Approaches for optimizing an MPI program Once you understand if your program is bandwidth or latency dependent, appropriate approach can be taken. The amount of communication can be decreased by packing small data items. Combining OpenMP with MPI may become necessary for large number of cores. Load-balancing is important – distribute work evenly between CPUs and re-balance if necessary. Do not allow interference from other users – always take full nodes. Test different compilers and MPI implementations
Parallel pseudorandom number generators In an MPI program one needs the pseudorandom numbers generated by each process to be uncorrelated. This is a achieved by using parallel pseudorandom number generators, specifically designed for this purpose. Development of parallel generators is notoriously tricky, error-prone and naïve do-it-yourself approaches may produce wrong results. One should always prefer to use portable, well-tested and well understood random number generators. The general approach is that there is one global seed, but each process uses also its own global rank to produce independent stream of pseudorandom numbers.
SPRNG Scalable Parallel Random Number Generators Library Web site: http://sprng.fsu.edu/ Versions that can be used: 2.0, 4.0. Version 4.0 can be used from C++ (use mpiCC for openmpi) or FORTRAN (use mpif77 or mpif90). Version 2.0 can be used from C Tips for how to install SPRNG can be found also in http://wiki.hp-see.eu/index.php/SPRNG where you can see how to solve some problems that you may find following the official instructions.

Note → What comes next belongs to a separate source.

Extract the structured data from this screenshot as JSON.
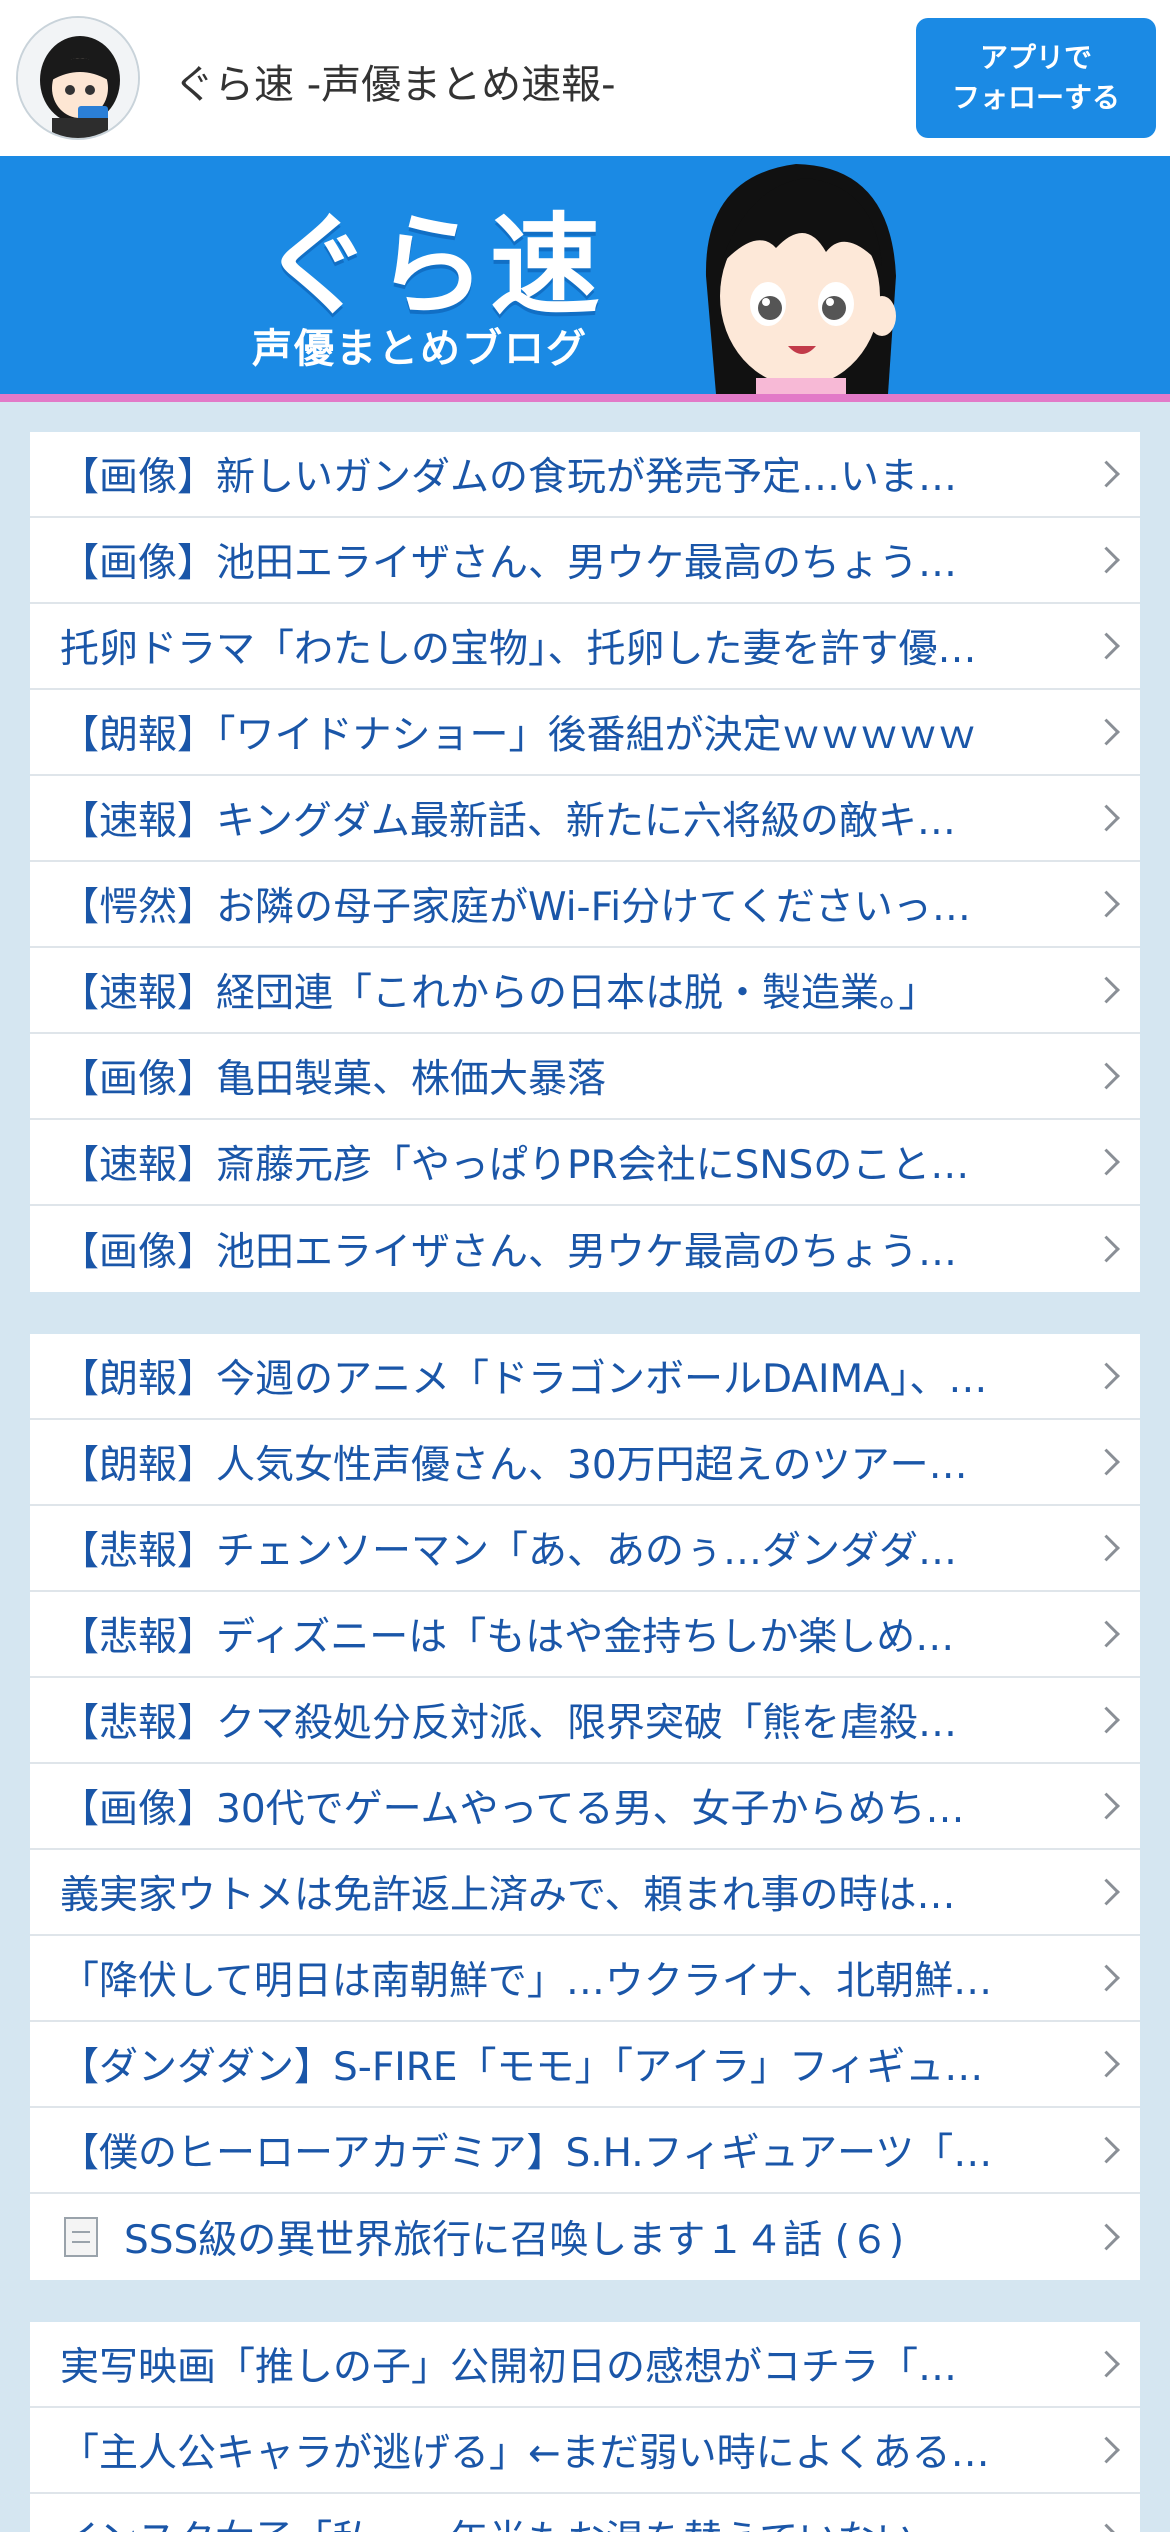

SPRNG The principle of SPRNG is that at each CPU you create an object called stream, which you then use to generate a stream of random numbers by calling sprng(stream) In your program you must include sprng.h, define the seed and the interface type (simple or default), then initialize the state of the generator and then you can use the above call. A typical SPRNG 2.0 program (see, e.g.) http://sprng.cs.fsu.edu/Version2.0/examples2/sprng_mpi.c #include "sprng.h” #define USE_MPI stream=init_sprng(gtype,streamnum,nstreams,SEED, SPRNG_DEFAULT); …. sprng(stream)
SPRNG A typical SPRNG 4.0 program (see, e.g.) http://sprng.cs.fsu.edu/Version4.0/examples4/sprng.cpp contains: #include "sprng_cpp.h" #define USE_MPI // necessary only for simple interface Sprng*ptr = SelectType(gtype); ptr->init_sprng(streamnum, nstreams, SEED, SPRNG_DEFAULT); …. ptr->sprng() // usage FORTRAN similar to C.
Conclusions There are many tools to aid analysis and optimization of MPI programs. Nevertheless experience and knowledge of problem area is key SPRNG is easy to deploy and use and portable across many architectures. It can be used not only in MPI parallel programs, but also in multicore programming.